Women divide over ordination

Published September 1, 1998

The Lambeth Conference approved a controversial resolution that bishops should not be compelled to ordain or license women.

The resolution was hammered out during meetings between female and traditionalist bishops, and supported on the floor by a cross section of female, traditionalist and liberal male bishops. It was opposed by some bishops from the U. S.

The resolution says “there is and should be no compulsion on any bishop in matters concerning ordination or licensing,” a concession to traditionalist bishops who say they are conscientiously opposed to ordination or deployment of women in their dioceses.

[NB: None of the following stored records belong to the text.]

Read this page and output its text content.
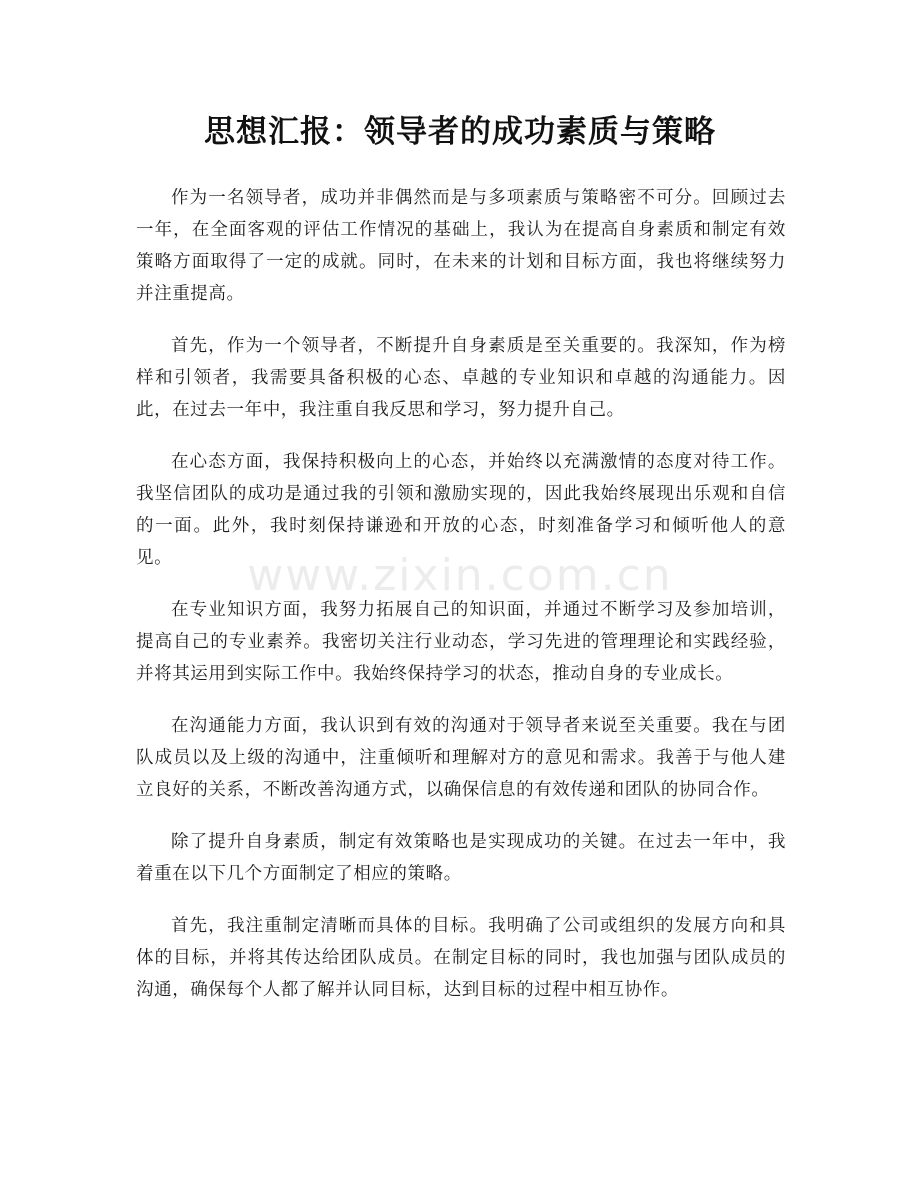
思想汇报：领导者的成功素质与策略

作为一名领导者，成功并非偶然而是与多项素质与策略密不可分。回顾过去一年，在全面客观的评估工作情况的基础上，我认为在提高自身素质和制定有效策略方面取得了一定的成就。同时，在未来的计划和目标方面，我也将继续努力并注重提高。

首先，作为一个领导者，不断提升自身素质是至关重要的。我深知，作为榜样和引领者，我需要具备积极的心态、卓越的专业知识和卓越的沟通能力。因此，在过去一年中，我注重自我反思和学习，努力提升自己。

在心态方面，我保持积极向上的心态，并始终以充满激情的态度对待工作。我坚信团队的成功是通过我的引领和激励实现的，因此我始终展现出乐观和自信的一面。此外，我时刻保持谦逊和开放的心态，时刻准备学习和倾听他人的意见。

在专业知识方面，我努力拓展自己的知识面，并通过不断学习及参加培训，提高自己的专业素养。我密切关注行业动态，学习先进的管理理论和实践经验，并将其运用到实际工作中。我始终保持学习的状态，推动自身的专业成长。

在沟通能力方面，我认识到有效的沟通对于领导者来说至关重要。我在与团队成员以及上级的沟通中，注重倾听和理解对方的意见和需求。我善于与他人建立良好的关系，不断改善沟通方式，以确保信息的有效传递和团队的协同合作。

除了提升自身素质，制定有效策略也是实现成功的关键。在过去一年中，我着重在以下几个方面制定了相应的策略。

首先，我注重制定清晰而具体的目标。我明确了公司或组织的发展方向和具体的目标，并将其传达给团队成员。在制定目标的同时，我也加强与团队成员的沟通，确保每个人都了解并认同目标，达到目标的过程中相互协作。

www.zixin.com.cn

Bishop Victoria Matthews, a member of the group that drafted an amendment, said, “At this Lambeth Conference I have been received with a gracious and generous spirit … and as one of the first generation of women bishops, I ask that we keep this same spirit of graciousness and generosity as we continue the process of open reception (of female clergy.)”

Suffragan bishop Barbara Harris of Massachusetts, the first woman consecrated bishop in the Anglican Communion, voiced opposition to the third clause, saying, “While the language seems gracious it contravenes the canons of the Episcopal Church USA, and the discipline of the church in the provinces of Canada and New Zealand.

Bishop Harris said the “canon concerning ordination of women in my own province was made mandatory last year at our general convention. The bishop may indeed be conscientiously opposed to the ordination of women but cannot impose his or her conscience on a diocese.”

Prior to the plenary Bishop Matthews said, “I have no idea the number of years the process of reception of women clergy will take. The church grows into fullness of being by prayer and waiting on the spirit. I would hope that it would be a matter of time before all three orders of women clergy are accepted, but I could be wrong. The possibility of a reversal is there.”

The bishops approved the resolution by an 80 per cent majority.

Bishop Catherine Roskam of New York said the resolution “doesn’t mean anything in terms of our own polity.” She said local policies take precedence.